Savaşın Geleceği : Muharebe Sahasının ve Savunma Endüstrisinin Dönüşümü
Savaşların kapsam alanı, niteliksel unsurları ve nedenleri hususunda tam olarak fikir birliği sağlanamamıştır. Ancak savaşın durağan bir olgu olmadığı, içinde bulunduğu dönemin sosyo- ekonomik, siyasal ve toplumsal şartlarına göre şekillendiği kabul edilmektedir. Günümüzde geleneksel savaş tekniklerinin kullanıldığı konvansiyonel savaşlar düşüşe geçerken hibrit, asimetrik ve post - modern savaş türleri daha yaygın hale gelmeye başlamıştır.
Yeni savaşların yalnızca devletler ve ordular arası çatışmayı içermediği yaygın olarak kabul edilmektedir. Günümüzde devletler, isyancılar ve terörist gruplar arası çatışmaların artış gösterdiğini, medya kanallarının da aynı silahlar gibi bir savaş aracı haline geldiğini ve bu iletişim kanallarının yeni bir muharebe alanı veya cephe gibi kullanıldığını söyleyebiliriz. Siber savaşlar , vekalet savaşları ve hibrit (melez/karma) savaşlar gibi pek çok yeni nesil savaş türü, savaş ve savunma endüstrisinin dönüşümünden etkilenmektedir.
Muharebe ve savunma alanında da yenilikçi teknolojiler, dönüşümün tetikleyici ögelerinden biridir. Muharebe alanında etkin bir güce sahip olmak isteyen devletler savunma teknolojilerine geliştirip AR-GE çalışmalarını desteklemektedirler. Devletlerin teknolojik yönelimleri çatışma ortamını ve çatışmanın şiddetini şekillendirme hususunda önemli bir etkiye sahiptir. Devletlerin savunma ve havacılık alanındaki teknolojik gelişmelerin artışını takip etmesi ve ordusunun yenilikçi teknolojilerle donatılmasını istemesi ülkeleri savunma teknolojileri alanına yoğunlaşmaya yöneltmiştir.
Adını sıkça duymaya başladığımız “Endüstri 4.0” kavramı 4. Endüstri Devrimi’ni yani dijital üretime geçişi ifade etmektedir. Endüstri alanındaki bu dönüşüm havacılık ve savunma şirketlerinin süreçlerine dijital dönüşümü dahil etmeleri için adeta bir katalizör görevi görmüştür. Savunma sektöründe meydana gelen bu değişimi ifade etmek içinse “Endüstri 4.0” kavramına gönderme yapılarak “Savunma 4.0” kavramı kullanılmaya başlamıştır.
Savunma 4.0 ile birlikte yeni ve ileri teknolojiler, yenilikçi üretim süreçlerini desteklemektedir.

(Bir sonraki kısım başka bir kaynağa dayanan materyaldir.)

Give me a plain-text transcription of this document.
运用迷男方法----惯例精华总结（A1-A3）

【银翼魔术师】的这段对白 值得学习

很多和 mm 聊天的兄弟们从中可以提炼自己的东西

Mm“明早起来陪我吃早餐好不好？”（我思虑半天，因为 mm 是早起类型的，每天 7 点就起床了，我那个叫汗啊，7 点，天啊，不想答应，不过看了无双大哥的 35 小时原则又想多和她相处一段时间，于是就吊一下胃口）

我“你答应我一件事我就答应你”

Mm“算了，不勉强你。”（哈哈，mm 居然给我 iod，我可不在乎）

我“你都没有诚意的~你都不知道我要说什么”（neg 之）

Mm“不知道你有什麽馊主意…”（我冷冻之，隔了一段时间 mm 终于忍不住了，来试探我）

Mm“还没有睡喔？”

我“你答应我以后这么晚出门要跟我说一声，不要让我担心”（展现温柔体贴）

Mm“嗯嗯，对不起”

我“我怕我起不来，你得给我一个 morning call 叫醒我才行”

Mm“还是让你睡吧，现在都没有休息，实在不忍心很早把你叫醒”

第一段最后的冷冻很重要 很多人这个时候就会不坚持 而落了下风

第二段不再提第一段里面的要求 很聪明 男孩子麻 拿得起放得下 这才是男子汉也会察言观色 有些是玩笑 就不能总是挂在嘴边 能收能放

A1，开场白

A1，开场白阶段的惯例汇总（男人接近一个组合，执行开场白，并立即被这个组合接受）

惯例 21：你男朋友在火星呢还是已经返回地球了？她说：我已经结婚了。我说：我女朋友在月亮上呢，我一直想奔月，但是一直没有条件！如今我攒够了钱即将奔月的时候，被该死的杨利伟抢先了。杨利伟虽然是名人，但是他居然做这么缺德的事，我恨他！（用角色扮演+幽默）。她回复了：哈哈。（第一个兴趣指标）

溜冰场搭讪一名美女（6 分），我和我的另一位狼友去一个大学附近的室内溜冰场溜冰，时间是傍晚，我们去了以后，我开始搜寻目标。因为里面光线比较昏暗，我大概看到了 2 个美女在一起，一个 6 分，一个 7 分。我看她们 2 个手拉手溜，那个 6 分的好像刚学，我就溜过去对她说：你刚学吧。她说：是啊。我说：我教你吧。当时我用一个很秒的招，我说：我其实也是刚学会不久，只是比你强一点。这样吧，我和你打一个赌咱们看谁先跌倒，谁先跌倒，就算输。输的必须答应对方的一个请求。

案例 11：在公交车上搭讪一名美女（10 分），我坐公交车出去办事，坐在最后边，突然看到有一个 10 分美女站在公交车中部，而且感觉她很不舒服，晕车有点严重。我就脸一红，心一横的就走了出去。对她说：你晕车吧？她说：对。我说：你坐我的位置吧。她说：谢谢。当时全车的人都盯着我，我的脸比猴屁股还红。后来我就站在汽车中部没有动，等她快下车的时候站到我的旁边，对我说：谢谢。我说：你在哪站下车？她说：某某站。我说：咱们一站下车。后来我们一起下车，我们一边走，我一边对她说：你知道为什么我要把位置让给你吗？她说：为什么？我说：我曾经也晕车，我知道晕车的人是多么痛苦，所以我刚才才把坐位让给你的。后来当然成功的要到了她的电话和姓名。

Savunma 4.0 aracılığıyla savunma sektöründe ihtiyaç duyulan kabiliyetlerin elde edilmesi beklenmektedir. Bir örnekle açıklayacak olursak geçmiş teknolojilerle sahip olduğumuz uçuş verilerine erişme, yakıt tüketimi verimliliğini sağlama gibi becerilerimiz, Savunma 4.0 ile birlikte, var olan teknolojiye ek olarak, parça ve sistemlerin arızalarını öngörülebilecek potansiyele erişecektir.
Endüstri 4.0 ile teknoloji trendleri arasında yerini alan, yapay zeka teknolojileri ile savunma alanında yeni ve otonom hava taşıtlarının gelişimi desteklenecek, blok zinciri teknoloji ile bilgi şeffaflığı ve veri takibi sağlanacak, dijital gerçeklikler (artırılmış gerçeklik, sanal gerçeklik ve karma gerçeklik) vasıtasıyla eğitim faaliyetleri daha etkili ve daha az maliyetli bir biçimde yürütülebilecektir.
Gelişen ve dönüşen muharebe sahasına ve savunma sektörüne ayak uydurmak yenilikçi teknolojiler ile mümkün olacaktır. Savunma 4.0 ile yenilikçi teknolojilere erişim daha hızlı ve kolay bir şekilde gerçekleşecektir. Savunma 4.0 , sahip olduğu teknolojik potansiyelle yeni ürünler elde etmeye, var olan ürünlerin kabiliyetlerini geliştirmeye ve gelişim için gereken süreyi kısaltmaya, artan güvenlik riskleri ile mücadele etmeye , verileri analiz etmeye ve gerekli blok zincirlerini oluşturmaya katkı sağlayacaktır.